Former Congress of the People (Cope) parliamentary leader Mvume Dandala has asked the Methodist Church of Southern Africa to take him back.
Dandala, who resigned as a Cope MP in July, has submitted a letter to the church requesting to be readmitted as a man of the cloth, 19 months after he left the church for politics.
The church’s general secretary, Reverend Vuyani Nyobole, confirmed receiving the application last month and said the church was processing it.
“We have appointed a pastoral commission to interview him and once they have submitted a report the presiding bishop [Ivan Abrahams] will decide,” said Nyobole.
Dandala said that he had applied for readmission because “I am a Methodist minister, that has been my life.”
Sources said his critics, particularly those in the church who were against his move to Cope, see his return as being financially motivated because he has had no regular income since resigning as an MP.
This week he described the allegations as “terrible” and “malicious”.
Dandala resigned from the church leadership in February last year, taking up Cope’s offer to become the party’s presidential candidate, a position that pitted him against the ANC’s Jacob Zuma.
“I did not think it was appropriate to continue leading the church, because I was involved in party politics.
“I wish to go back essentially because I am no longer in party politics,” he said.
A source in the Methodist Church who is close to the process said Dandala’s mistake was allowing himself to be used by Cope politicians as the party’s electoral face.
“He resigned as a minister thinking he would be the president of the country. Now he faces financial challenges.”

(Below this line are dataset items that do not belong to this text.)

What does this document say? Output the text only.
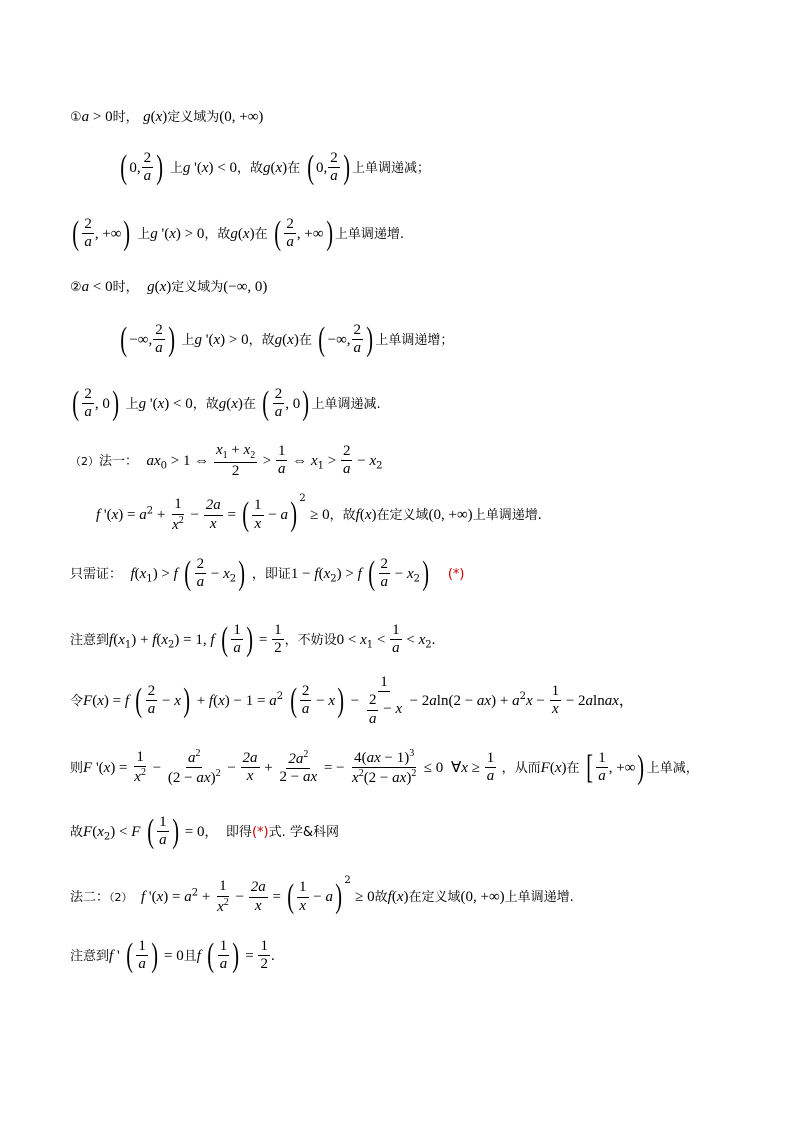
①a > 0时， g(x)定义域为(0, +∞)
( 0, $\frac{2}{a}$ ) 上g '(x) < 0，故g(x)在 ( 0, $\frac{2}{a}$ ) 上单调递减；
( $\frac{2}{a}$ , +∞) 上g '(x) > 0，故g(x)在 ( $\frac{2}{a}$ , +∞) 上单调递增.
②a < 0时， g(x)定义域为(−∞, 0)
( −∞, $\frac{2}{a}$ ) 上g '(x) > 0，故g(x)在 ( −∞, $\frac{2}{a}$ ) 上单调递增；
( $\frac{2}{a}$ , 0) 上g '(x) < 0，故g(x)在 ( $\frac{2}{a}$ , 0) 上单调递减.
（2）法一： $ax_0 > 1$ ⇔ $\frac{x_1 + x_2}{2} > \frac{1}{a}$ ⇔ $x_1 > \frac{2}{a} - x_2$
f '$(x) = a^2 + \frac{1}{x^2} - \frac{2a}{x}$ = ( $\frac{1}{x} - a$) $^2$ ≥ 0，故f(x)在定义域(0, +∞)上单调递增.
只需证： $f(x_1) > f$ ( $\frac{2}{a} - x_2$) ，即证$1 - f(x_2) > f$ ( $\frac{2}{a} - x_2$) (*)
注意到$f(x_1) + f(x_2) = 1$, f ( $\frac{1}{a}$ ) = $\frac{1}{2}$ ，不妨设$0 < x_1 < \frac{1}{a} < x_2$.
令F(x) = f ( $\frac{2}{a} - x) + f(x) - 1 = a^2$ ( $\frac{2}{a} - x) - \frac{1}{\frac{2}{a} - x} - 2aln(2 - ax) + a^2x - \frac{1}{x}$ − 2alnax，
则F '$(x) = \frac{1}{x^2} - \frac{a^2}{(2 - ax)^2} - \frac{2a}{x} + \frac{2a^2}{2 - ax}$ = − $\frac{4(ax - 1)^3}{x^2(2 - ax)^2} \le 0$ ∀x ≥ $\frac{1}{a}$ ，从而F(x)在 [ $\frac{1}{a}$ , +∞) 上单减，
故$F(x_2) < F$ ( $\frac{1}{a}$ ) = 0， 即得(*)式. 学&科网
法二：（2） f '$(x) = a^2 + \frac{1}{x^2} - \frac{2a}{x}$ = ( $\frac{1}{x} - a$) $^2$ ≥ 0故f(x)在定义域(0, +∞)上单调递增.
注意到f ' ( $\frac{1}{a}$ ) = 0且f ( $\frac{1}{a}$ ) = $\frac{1}{2}$ .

The sources said Dandala first approached the church in June, when rumours that he was planning to resign from Cope were spreading.
Apparently some church leaders oppose his return. In particular, there appears to be growing tension about the possibility of him being favoured to lead Methodists once again, sources said, as Abrahams’s term ends early next year.
Nyobole said he knew of no resistance to Dandala’s return.
“That is very unfounded. We have processed his application so that cannot be true.”
Dandala also denied allegations that he is aiming for leadership of the church. “That is simply evil. You do not become a Methodist minister for a position,” he said.
“My interest is to go back into the ministry and do whatever there is for me to do. Certainly I don’t have leadership ambitions.”
The former presidential hopeful is popular in the church and across Africa because of leadership positions he has held in the past. Besides being a former presiding bishop of the Methodist Church of Southern Africa, he was also president of the South African Council of Churches and general secretary of the Kenya-based All Africa Conference of Churches.
Twelve districts of the church, including Botswana, Lesotho, Namibia, Swaziland and Mozambique, vote for the presiding bishop.
A second source said Dandala’s popularity could be revived by his return.
“It’s possible that he will get the leadership position. He still has support within the church. I think he would like to end his career the way he started it.”